Why Should Treasury Management Interest You?

Treasury Management includes a firm’s

  • collections,
  • concentration,
  • disbursements,
  • funding activities,
  • and investments.

It also includes trading in bonds, currencies, financial derivatives and looking after whole of the financial risk management.

Therefore, it’s fertile. It provides great opportunities for young professionals to engage in trading and financial management that involves good communication, quick thinking and a lot of smart work. The whole ‘thinking out of the box’ kinds can rejoice because the volatile nature of the changing economic scenes mean that company policies and activities are to be constantly updated to minimise risk of heavy financial losses and secure optimal profitability. It is imperative to keep business margins insulated from the volatility of the market.

Apart from financial risk management, treasuries are also expected to look after financial supply chain management. The employees keep check on the financial inflow and outflow. They list all amounts to be received which will increase treasury of the firm. Under this management, they estimate all financial risks for investment of cash to invest profitably, optimize their company’s liquidity, and reduce or enter into hedges against its financial risks. Also, these make long term financial plans and implement them. They need to anticipate what can go wrong and have the back up and solutions ready. When businesses want to expand their reach, it is the treasury management that plans and enables the expanse through quantified and qualitative research, data, analysis and estimations. They take part in business mergers and acquisitions, of assets and otherwise.

Banks, on the other hand, have large treasury management profiles hosting many clients. Today, many smaller banks are replacing larger banks on the provision of treasury management products and services by expanding newer functions and offerings, everything readily customized according to the needs of an emerging smaller clientele pool.

IT too plays a huge role today by providing software that can help firms gain complete transparent control over the financial activities of the company and automate critical processes. Control over these complex demands helps ensure adequate financial liquidity to drive growth and promote innovation.

Where does Forex Management Step in Here?

Treasury management involve the sub function of buying and selling foreign currencies in several companies, especially in MNCs. The entire management of a company’s foreign exchange and investments falls under the duties and functions of the treasury management department. Foreign exchange management is required to follow current events that translate into changing exchange rates on world trade forum to identify the distinct risks of transacting on a trans-national platform. It involves successful currency trading practices in firms that increase profit quotients and buy power.

Forex Managements may use currency derivatives and diversification to keep check on risks and preserve profits. Proper Forex management accounts for these transactions, while anticipating shifts in currency valuations for delivering and accepting currencies at fluctuating exchange rates. So, this Can Open a Lot of Doors for You from entry level to board level, there are a huge variety of roles and

job titles, some of those are:

  • Treasury analysts and accountants
  • Risk managers and financial analysts
  • Treasury operations and Tax directors
  • Managing directors, Company secretaries
  • Chief financial officers and Chief executive officers (CEOs)

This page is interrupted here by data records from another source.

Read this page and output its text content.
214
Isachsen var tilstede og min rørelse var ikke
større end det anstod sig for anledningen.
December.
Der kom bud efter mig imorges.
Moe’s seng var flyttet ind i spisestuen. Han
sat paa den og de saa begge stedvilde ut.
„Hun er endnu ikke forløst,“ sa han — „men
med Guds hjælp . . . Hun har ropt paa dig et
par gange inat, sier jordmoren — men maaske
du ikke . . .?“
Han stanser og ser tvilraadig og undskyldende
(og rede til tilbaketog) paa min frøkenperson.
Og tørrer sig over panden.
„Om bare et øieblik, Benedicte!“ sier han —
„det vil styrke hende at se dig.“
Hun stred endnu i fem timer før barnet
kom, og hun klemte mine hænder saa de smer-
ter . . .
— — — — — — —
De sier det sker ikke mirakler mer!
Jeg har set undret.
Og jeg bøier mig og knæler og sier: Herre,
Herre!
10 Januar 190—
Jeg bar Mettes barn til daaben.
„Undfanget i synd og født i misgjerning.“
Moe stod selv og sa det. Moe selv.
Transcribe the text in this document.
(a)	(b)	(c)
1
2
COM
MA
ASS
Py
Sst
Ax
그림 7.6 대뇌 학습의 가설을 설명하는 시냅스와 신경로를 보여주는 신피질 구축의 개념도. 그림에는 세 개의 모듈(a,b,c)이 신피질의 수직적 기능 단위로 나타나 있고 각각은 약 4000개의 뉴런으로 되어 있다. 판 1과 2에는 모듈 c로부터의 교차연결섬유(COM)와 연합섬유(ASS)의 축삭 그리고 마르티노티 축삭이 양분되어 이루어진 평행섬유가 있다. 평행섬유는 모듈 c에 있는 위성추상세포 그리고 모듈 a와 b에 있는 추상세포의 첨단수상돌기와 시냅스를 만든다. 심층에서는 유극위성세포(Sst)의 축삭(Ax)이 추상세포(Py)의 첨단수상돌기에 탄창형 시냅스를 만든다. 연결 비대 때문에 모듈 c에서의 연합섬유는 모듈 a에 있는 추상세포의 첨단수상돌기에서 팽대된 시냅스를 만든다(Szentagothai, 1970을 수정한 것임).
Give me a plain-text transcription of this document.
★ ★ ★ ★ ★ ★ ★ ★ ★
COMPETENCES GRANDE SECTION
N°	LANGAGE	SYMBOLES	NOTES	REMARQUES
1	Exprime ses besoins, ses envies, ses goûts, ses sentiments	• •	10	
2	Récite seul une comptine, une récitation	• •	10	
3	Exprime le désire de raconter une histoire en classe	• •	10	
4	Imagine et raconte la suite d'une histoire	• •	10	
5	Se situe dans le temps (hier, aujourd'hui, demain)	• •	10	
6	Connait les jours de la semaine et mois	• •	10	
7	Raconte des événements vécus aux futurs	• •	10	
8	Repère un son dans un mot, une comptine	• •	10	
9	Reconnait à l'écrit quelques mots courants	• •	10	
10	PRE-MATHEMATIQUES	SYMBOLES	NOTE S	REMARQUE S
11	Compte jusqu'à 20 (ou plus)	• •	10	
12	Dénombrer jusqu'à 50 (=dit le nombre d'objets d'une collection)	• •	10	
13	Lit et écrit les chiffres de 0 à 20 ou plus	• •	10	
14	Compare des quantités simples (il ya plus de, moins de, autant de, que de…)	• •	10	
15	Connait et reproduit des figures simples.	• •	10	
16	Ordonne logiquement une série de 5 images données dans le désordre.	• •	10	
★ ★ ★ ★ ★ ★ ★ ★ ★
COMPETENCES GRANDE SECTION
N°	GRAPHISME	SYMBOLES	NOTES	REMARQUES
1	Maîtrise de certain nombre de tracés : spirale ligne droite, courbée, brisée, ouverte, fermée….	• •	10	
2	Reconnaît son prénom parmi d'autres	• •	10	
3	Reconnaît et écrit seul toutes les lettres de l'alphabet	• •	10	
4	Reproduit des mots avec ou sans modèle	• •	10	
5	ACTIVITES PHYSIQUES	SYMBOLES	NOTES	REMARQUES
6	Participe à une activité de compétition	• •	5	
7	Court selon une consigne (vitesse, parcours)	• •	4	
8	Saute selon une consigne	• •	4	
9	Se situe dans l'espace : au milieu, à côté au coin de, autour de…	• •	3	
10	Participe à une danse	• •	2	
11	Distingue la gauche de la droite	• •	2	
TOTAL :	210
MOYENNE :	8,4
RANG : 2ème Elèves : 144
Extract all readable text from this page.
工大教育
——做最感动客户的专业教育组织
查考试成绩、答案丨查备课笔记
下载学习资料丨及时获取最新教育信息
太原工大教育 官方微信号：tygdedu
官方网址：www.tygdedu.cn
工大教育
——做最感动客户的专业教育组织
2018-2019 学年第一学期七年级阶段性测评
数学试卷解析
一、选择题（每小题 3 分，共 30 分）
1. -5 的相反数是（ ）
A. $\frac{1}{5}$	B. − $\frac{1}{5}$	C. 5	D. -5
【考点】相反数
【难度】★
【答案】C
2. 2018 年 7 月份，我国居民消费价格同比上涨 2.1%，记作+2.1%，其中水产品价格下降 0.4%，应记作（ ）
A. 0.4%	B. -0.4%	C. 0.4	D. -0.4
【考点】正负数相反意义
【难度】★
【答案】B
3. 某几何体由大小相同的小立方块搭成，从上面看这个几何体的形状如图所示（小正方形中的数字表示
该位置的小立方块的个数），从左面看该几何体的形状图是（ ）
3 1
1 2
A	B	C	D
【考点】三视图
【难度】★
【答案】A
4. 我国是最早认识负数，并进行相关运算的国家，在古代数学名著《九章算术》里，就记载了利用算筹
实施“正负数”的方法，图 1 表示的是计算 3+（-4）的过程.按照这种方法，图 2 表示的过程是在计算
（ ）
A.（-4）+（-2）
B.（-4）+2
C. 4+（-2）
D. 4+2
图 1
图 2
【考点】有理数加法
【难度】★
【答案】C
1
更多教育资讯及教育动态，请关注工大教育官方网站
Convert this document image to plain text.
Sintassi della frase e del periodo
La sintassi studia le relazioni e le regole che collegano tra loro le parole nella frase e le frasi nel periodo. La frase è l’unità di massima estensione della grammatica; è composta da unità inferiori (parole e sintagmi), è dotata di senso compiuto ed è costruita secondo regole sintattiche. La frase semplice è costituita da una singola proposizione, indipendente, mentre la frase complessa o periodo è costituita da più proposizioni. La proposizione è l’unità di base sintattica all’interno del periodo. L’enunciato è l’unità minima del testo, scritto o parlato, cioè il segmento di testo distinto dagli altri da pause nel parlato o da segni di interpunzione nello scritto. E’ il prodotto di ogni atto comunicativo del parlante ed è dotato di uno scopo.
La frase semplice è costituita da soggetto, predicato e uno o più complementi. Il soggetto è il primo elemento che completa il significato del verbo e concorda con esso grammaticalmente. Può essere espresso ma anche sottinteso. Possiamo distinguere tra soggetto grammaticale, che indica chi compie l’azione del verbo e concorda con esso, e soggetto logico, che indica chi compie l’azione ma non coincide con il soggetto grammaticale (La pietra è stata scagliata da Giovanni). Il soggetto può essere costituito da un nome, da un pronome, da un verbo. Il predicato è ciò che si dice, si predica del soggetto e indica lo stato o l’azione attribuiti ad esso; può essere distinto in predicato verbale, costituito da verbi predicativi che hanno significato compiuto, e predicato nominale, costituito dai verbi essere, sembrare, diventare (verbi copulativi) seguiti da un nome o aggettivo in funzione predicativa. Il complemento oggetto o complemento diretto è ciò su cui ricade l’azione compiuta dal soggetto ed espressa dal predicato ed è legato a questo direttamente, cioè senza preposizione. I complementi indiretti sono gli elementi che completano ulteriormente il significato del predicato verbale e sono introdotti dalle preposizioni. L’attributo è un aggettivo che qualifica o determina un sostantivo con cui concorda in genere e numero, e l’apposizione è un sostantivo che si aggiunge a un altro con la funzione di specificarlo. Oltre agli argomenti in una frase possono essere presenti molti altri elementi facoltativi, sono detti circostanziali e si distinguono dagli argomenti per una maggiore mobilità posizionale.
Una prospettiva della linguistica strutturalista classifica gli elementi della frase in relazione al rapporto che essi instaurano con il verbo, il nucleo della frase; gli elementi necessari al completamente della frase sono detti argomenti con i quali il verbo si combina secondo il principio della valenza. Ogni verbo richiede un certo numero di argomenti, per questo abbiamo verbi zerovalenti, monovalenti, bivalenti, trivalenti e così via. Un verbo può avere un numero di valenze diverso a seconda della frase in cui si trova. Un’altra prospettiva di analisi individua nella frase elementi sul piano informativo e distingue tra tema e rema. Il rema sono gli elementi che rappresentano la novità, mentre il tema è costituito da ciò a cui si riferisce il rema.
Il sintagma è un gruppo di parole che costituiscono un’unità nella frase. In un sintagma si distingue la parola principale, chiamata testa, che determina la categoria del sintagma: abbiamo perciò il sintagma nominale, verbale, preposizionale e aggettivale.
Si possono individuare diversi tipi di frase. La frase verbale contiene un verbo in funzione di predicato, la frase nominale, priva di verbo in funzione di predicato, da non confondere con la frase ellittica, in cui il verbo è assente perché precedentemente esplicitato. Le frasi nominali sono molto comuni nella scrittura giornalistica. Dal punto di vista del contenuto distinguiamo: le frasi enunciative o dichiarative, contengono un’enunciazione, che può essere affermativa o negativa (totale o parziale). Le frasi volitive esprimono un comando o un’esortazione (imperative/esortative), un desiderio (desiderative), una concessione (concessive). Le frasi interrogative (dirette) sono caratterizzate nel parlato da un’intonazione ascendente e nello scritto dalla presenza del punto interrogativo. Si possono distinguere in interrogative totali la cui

There are also good opportunities in this arena for software professionals for outsourcing software and to look after the mechanized aspects of modern trading practices.

How Much Do they Earn?

Salaries may vary according to the nature of the company, professional qualifications and level of experience of the applicants, and also the position in the company. Starting at a minimum of Rs 4 lakh per annum, it goes way upwards to 6 digit numbers.

Forex and Treasury Management offer a diverse and lucrative career that can set you on the road to acquire some of the most high profile jobs in business and finance. They also push you towards international opportunities. It is the crux of all trading activities, tying everything together, therefore always in high demand and focus.